Transmission Pivots Again, Toadies Joins The X-Men And More Bands Reunite.

About a year-and-a-half after Tactics Productions joined forces with Austin-based Transmission Events, changing its name to Transmission Dallas in the process, the booking agency responsible for putting shows in Dada, Three Links, Double Wide and several other rooms around town has yet another new identity.

It was announced yesterday that real estate company Stratus Properties, previously a minority investor in Transmission, had acquired the rest of the company with the intent of shifting focus to an emphasis on event production, like Transmission's annual Fun Fun Fun Fest. As part of the deal, Transmission co-founder Graham Williams will spin off the club booking arm of the business into a new company called Margin Walker Presents (after the Fugazi song), which will continue to booking shows in Dallas in all of Transmission's old spots. Williams says he also plans on starting a new festival this year now that he no longer owns the rights to the Fun Fun Fun brand.

In short, little will change for the casual local music fan other than they'll have to buy tickets to shows from Margin Walker's site instead of Transmission's. So update those bookmarks!

Speaking of updates, last week in this space we mentioned KXT's new intimate poolside concert series, Sun Sets, which will no longer take place at the Belmont Hotel. This morning, the station announced the acts playing this summer's shows, which includes Matthew Caws (of Nada Surf) kicking off the season on May 26, and The Wind + The Wave and Madisen Ward & the Mama Bear playing later this summer. Like its old shoeless series, tickets go on sale one week before each show, and they typically get scooped up frustratingly fast.

We also recently mentioned how a reunited Record Hop has joined a reunited Lift to Experience on the Rubber Gloves funeral march. Well, now a whole slew of other bands have been added to that final weekend of shows — including Slobberbone, The Marked Men, The Baptist Generals, Terminator 2, Akkolyte, Mandarin, Hogpig, Spooky Folk and Pinkish Black, with more somehow still to come.

Also to come? On May 31, a few days before those acts help close the revered Denton dive down for good, the long-defunct Gutterth Podcast will come back for its “final” episode, presenting a show at Gloves that'll include reunion sets from Knee Pad and Dear Human, along with Cerulean Giallo's last-ever show, a performance from Shiny Around the Edges and intermission sets from RTB.

Everybody's reuniting, man! That includes the original '70s Alice Cooper lineup, which is said to be working on a new album together, its first since 1973. And to think, the thing that might have spawned it all was a little book signing down on Lower Greenville last fall.

Here's something else that's cool: After creating the world's first alcoholic super hero a few years back, Mark Reznicek and the rest of his Toadies bandmates will appear in the August issue of X-Men '92, the sixth book in the throwback X-Men series. Billboard debuted the issue's cover and spoke with the band last week.

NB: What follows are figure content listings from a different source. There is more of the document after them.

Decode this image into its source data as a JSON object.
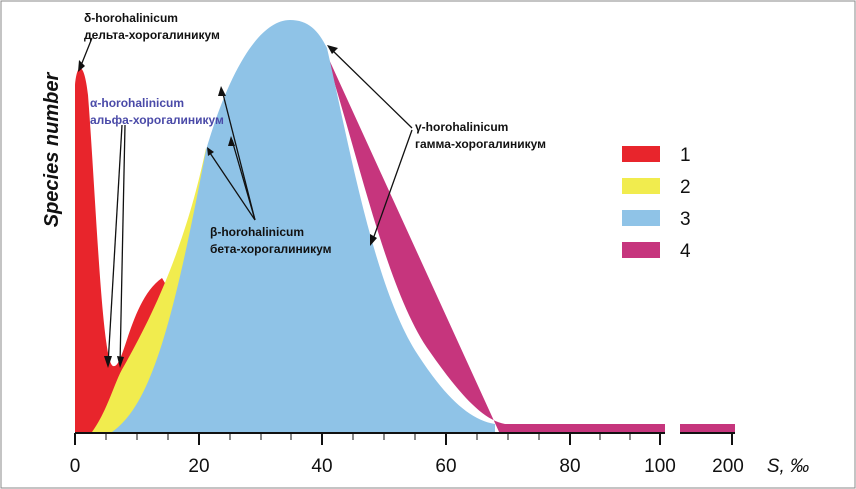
{
  "y_axis_label": "Species number",
  "x_axis": {
    "ticks": [
      "0",
      "20",
      "40",
      "60",
      "80",
      "100",
      "200"
    ],
    "unit_label": "S, ‰"
  },
  "annotations": {
    "delta": [
      "δ-horohalinicum",
      "дельта-хорогалиникум"
    ],
    "alpha": [
      "α-horohalinicum",
      "альфа-хорогалиникум"
    ],
    "beta": [
      "β-horohalinicum",
      "бета-хорогалиникум"
    ],
    "gamma": [
      "γ-horohalinicum",
      "гамма-хорогалиникум"
    ]
  },
  "legend": [
    "1",
    "2",
    "3",
    "4"
  ]
}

Moving on, we've got a handful of music videos to share. Ethereal & the Queer Show's got a kaleidoscopic, Windows 95-friendly screen saver to accompany its “Symmetry” single from the new Fairy Super Crystal Blue LP we've already praised a number of times on this site.

Another new one comes from Jonathan Tyler, who more or less serves up a leather ad in support of last year's roadhouse stomper “Riverbottom.” Thanks to Leslie Crow Leather, Frye Boots, Bandit Brand and Wrangler for this beautiful clip.

On a similar note, Texas Monthly premiered Jessie Frye's new “Big Bad Wolf” video yesterday, spending the bulk of its 200-word write up comparing her fuzzy jacket and combat boots to Shirley Manson's goth-grunge style.

And, since you've already seen the Punch Heard 'Round the Baseball World several dozen times already, we'll just leave the following video — which features a North Texas expat narrating the events via a rap set to “In Da Club” — below.

Finally, just as it did this time last year, Decks in the Park is asking for crowd-funding to keep its Klyde Warren-set dance parties alive for a fourth straight year. Per this new fundraising effort, it takes $15,000 in production costs to throw each and every Decks in the Park dance party. Thus far — at the time of this writing, anyway — they've raised $20 of a hoped $7,500 goal. Last year's efforts, we should point out, only raised $1,370 of its $30,000 goal and still went off, so they may or not be in trouble.